Slow Cooker Stuffing
This crockpot stuffing is an easy way to make extra stuffing for a large crowd — and it frees up stove space because it cooks in a slow cooker. This recipe is designed for use in a standard 4-quart slow cooker and is very tasty and moist!
Crock-Pot Stuffing Ingredients
These are the ingredients you’ll need to make this homemade Crock-Pot stuffing recipe:
· Butter: This slow cooker stuffing recipe starts with vegetables sautéed in butter.
· Vegetables: You’ll need onions, celery, and mushrooms.
· Parsley: Fresh parsley adds a pop of color and flavor.
· Bread: Opt for slightly stale bread cut into cubes.
· Spices and seasonings: This slow cooker stuffing is flavored with salt, dried sage, poultry seasoning, dried thyme, dried marjoram, and ground black pepper.
· Broth: Use store-bought or homemade chicken broth.
· Eggs: Whole eggs lend moisture and help hold the stuffing together.
How to Make Stuffing In a Crock-Pot
You’ll find the full, step-by-step recipe below — but here’s a brief overview of what you can expect when you make slow cooker stuffing:
1. Sauté the vegetables.
2. Spoon the cooked vegetables over the bread and season.
3. Moisten with broth, then add the eggs.
4. Transfer the mixture to a slow cooker and cook.
Can You Make This Stuffing In the Oven?
Yes. Prepare the stuffing as directed using the total amount of broth. Transfer to a 9×13-inch baking dish or another large casserole dish. Bake, uncovered, at 350 degrees F (175 degrees C) for 45 minutes to 1 hour.
How to Store and Freeze Slow Cooker Stuffing
Store the leftovers in an airtight container in the fridge for up to four days. Reheat gently in the microwave or in the oven. To freeze, transfer the stuffing to zip-top freezer bags or another freezer-safe container. Wrap in a layer of foil for extra protection. Freeze for three to six months.
Allrecipes Community Tips and Praise
“I don’t need Thanksgiving or Christmas or any holiday to make stuffing,” according to FLYINGSCOT4. “This recipe goes great with turkey, pork, chicken or just about anything!”
“Delicious,” raves CookingIsArt. “I made the recipe as stated and it was so darn good. It is rich, so smaller portions are perfectly fine. We loved it and I will make this recipe again. Next time I might experiment with portobello mushrooms in this recipe.”
“Super easy way to make stuffing, especially when you have so many other things to cook for a holiday meal,” says mrsg0327. “Be very aware of how much you are making because that significantly impacts cooking time and the amount of moisture you need.”

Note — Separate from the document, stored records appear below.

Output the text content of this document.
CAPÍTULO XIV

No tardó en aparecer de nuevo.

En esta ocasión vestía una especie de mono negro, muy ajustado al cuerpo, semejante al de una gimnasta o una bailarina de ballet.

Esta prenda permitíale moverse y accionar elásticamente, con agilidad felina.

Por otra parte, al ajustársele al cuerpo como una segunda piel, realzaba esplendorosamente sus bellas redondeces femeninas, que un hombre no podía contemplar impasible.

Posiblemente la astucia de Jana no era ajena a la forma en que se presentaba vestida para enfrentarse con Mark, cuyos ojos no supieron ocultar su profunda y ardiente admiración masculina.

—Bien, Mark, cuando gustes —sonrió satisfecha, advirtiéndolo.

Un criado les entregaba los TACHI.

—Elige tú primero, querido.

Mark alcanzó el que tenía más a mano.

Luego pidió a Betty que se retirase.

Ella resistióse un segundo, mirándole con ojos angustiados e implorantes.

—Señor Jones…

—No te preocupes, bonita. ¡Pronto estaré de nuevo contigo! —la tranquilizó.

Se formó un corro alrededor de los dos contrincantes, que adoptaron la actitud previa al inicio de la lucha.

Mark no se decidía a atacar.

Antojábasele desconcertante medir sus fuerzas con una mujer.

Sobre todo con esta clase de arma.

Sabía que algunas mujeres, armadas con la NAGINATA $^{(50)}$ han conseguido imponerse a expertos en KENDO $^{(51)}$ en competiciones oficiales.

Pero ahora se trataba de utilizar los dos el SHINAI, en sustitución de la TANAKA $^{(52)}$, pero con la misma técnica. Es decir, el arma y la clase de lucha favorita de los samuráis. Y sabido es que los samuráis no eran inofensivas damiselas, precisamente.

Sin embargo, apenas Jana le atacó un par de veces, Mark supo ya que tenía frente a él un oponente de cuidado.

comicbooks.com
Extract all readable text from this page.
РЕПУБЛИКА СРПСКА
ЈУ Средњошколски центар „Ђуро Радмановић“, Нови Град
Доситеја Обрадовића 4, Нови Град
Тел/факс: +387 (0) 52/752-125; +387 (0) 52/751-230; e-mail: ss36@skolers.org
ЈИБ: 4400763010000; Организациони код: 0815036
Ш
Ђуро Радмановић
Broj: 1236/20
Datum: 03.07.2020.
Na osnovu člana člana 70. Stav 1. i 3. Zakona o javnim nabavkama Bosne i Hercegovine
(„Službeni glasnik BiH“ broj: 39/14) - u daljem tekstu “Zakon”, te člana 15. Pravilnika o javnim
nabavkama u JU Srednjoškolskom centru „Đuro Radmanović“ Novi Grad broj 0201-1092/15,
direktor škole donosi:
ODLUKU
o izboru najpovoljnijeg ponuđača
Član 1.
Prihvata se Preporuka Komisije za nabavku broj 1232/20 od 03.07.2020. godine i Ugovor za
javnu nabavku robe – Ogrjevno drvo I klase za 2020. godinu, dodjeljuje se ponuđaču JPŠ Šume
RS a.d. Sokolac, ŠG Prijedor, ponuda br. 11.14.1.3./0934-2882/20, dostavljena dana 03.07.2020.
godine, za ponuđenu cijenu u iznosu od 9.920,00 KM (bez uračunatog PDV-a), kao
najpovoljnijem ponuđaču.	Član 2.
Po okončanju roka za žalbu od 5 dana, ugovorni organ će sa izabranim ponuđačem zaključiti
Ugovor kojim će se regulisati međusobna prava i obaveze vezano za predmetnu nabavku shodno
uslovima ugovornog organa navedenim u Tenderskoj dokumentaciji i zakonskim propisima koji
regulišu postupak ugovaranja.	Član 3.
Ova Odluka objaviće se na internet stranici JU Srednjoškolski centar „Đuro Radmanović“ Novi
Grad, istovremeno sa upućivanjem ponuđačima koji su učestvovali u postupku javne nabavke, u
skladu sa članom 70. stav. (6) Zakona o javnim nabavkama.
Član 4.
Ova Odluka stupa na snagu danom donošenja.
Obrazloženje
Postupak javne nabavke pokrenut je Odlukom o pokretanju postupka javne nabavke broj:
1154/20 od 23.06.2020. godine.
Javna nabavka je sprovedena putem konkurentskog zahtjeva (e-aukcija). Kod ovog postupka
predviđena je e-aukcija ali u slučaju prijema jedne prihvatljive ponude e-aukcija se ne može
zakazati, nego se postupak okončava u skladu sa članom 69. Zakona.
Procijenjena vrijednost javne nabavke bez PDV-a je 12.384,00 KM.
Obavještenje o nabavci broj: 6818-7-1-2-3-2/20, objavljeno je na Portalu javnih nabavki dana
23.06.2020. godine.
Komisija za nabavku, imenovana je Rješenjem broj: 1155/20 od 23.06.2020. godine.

Editorial contributions by Corey Williams
- 1 cup butter
- 2 cups chopped onion
- 2 cups chopped celery
- 12 ounces sliced mushrooms
- ¼ cup chopped fresh parsley
- 12 cups dry bread cubes
- 1 ½ teaspoons salt
- 1 ½ teaspoons dried sage
- 1 teaspoon poultry seasoning
- 1 teaspoon dried thyme
- ½ teaspoon dried marjoram
- ½ teaspoon ground black pepper
- 4 ½ cups chicken broth, or as needed
- 2 large eggs, beaten
Melt butter in a skillet over medium heat. Cook and stir onion, celery, mushroom, and parsley in butter until slightly softened, 5 to 8 minutes.
Place bread cubes in a very large mixing bowl. Spoon cooked vegetables over bread cubes. Season with salt, sage, poultry seasoning, thyme, marjoram, and pepper. Pour in enough broth to moisten, then mix in eggs. Transfer mixture to a slow cooker.
Cover and cook on High for 45 minutes, then reduce heat to Low and cook for 4 to 8 hours.